Kozoom; Kolumne von Bert van Manen; Übersetzt von Andreas Volbracht

Frag´  ein Dutzend Topspieler nach dem  "Weltmeister der Zukunft", und du wirst acht oder zehn Mal einen Namen zu hören bekommen:
Myung Woo Cho.

Der junge Koreaner (ich glaube, er ist erst 19 Jahre alt) hat im zarten Alter von 13 Jahren angefangen zu den WeltCups zu fahren  - unter den Fittichen von Kyung Hee Oh, der koreanischen Billard- "Mutter", die immer bereit steht, wenn Trost und ein guter Rat gefragt sind. In den letzten Jahren hat Cho schon eine schöne Liste von Erfolgen produziert. Dreimal im Halbfinale: Guri 2016, Luxor 2017 und La Baule 2017. Wenn ich mich nicht irre, ist nicht einmal Dani Sánchez so weit gekommen, bevor er 20 wurde.
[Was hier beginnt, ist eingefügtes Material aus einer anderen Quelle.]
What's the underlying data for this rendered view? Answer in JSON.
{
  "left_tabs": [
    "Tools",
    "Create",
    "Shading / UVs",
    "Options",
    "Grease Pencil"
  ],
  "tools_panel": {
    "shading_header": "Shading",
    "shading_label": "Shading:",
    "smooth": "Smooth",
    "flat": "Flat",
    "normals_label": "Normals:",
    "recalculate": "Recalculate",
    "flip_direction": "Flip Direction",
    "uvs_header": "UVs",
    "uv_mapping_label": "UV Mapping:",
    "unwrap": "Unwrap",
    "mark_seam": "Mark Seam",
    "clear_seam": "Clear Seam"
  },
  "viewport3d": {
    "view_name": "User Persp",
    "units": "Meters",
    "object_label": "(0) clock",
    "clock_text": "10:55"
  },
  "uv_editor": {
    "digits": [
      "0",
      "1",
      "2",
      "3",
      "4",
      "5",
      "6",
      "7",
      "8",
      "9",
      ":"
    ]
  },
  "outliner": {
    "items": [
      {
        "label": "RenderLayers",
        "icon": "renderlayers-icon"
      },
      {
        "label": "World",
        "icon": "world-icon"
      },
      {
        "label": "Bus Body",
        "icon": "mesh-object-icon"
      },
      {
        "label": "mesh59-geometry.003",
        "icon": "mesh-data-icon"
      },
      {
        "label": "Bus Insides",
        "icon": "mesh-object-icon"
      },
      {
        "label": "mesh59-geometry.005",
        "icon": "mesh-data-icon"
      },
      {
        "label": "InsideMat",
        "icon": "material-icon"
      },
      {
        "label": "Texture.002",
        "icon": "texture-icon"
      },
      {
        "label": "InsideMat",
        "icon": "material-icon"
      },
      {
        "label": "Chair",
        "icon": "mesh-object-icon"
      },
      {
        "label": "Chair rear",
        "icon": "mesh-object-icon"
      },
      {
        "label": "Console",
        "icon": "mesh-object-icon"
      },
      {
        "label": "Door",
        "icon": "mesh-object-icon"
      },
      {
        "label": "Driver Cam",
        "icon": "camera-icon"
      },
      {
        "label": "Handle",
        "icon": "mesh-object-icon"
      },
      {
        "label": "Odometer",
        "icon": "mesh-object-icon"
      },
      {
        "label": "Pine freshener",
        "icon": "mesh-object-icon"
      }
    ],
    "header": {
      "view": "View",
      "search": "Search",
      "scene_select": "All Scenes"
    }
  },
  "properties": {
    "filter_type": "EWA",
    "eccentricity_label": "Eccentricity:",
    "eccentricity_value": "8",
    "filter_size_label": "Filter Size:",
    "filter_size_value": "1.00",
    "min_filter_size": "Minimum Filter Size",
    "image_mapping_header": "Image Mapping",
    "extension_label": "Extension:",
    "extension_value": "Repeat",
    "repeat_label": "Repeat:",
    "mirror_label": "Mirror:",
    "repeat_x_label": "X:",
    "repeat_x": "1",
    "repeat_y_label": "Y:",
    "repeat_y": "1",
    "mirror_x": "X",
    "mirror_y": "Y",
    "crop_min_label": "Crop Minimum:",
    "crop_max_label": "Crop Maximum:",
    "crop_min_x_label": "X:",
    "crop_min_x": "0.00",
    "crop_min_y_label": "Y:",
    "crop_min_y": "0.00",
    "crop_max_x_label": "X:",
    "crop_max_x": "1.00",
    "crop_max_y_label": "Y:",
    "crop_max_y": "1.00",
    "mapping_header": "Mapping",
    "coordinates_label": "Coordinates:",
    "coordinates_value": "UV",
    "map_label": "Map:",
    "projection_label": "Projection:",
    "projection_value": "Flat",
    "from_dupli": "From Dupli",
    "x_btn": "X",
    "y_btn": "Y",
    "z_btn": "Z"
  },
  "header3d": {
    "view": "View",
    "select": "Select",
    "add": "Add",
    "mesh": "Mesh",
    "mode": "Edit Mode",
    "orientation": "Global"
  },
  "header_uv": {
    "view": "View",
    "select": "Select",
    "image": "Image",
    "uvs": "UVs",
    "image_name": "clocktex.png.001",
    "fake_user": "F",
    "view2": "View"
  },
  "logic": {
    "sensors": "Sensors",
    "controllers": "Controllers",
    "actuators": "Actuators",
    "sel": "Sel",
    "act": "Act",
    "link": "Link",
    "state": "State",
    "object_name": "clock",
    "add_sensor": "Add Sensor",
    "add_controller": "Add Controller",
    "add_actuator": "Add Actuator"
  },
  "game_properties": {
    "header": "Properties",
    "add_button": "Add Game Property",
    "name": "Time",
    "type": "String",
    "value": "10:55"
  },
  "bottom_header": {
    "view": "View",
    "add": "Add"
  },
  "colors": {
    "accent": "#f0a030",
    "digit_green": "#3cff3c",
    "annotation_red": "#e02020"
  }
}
Letzte Woche hat Myung Woo Cho eine unglaubliche Trainingspartie hingezaubert, er machte:  7-0-1-32, das waren dann 40 in 4.  Normalerweise interessieren mich Trainingsergebnisse nicht besonders, und Serien über 30 sind im Training mehrfach gemacht worden. Für alle, die begeistert "Weltrekord" gerufen haben, hier die schnelle Abkühlung: kein Weltrekord kann oder wird in einem Match ohne Schiedsrichter gebrochen werden. 

Warum ist diese Trainingspartie alle Aufmerksamkeit wert? A) weil die Zahlen doch ziemlich sensationell sind. B) weil wir sie als Video haben. (https://www.youtube.com/watch?v=I0cA7jw0tBE)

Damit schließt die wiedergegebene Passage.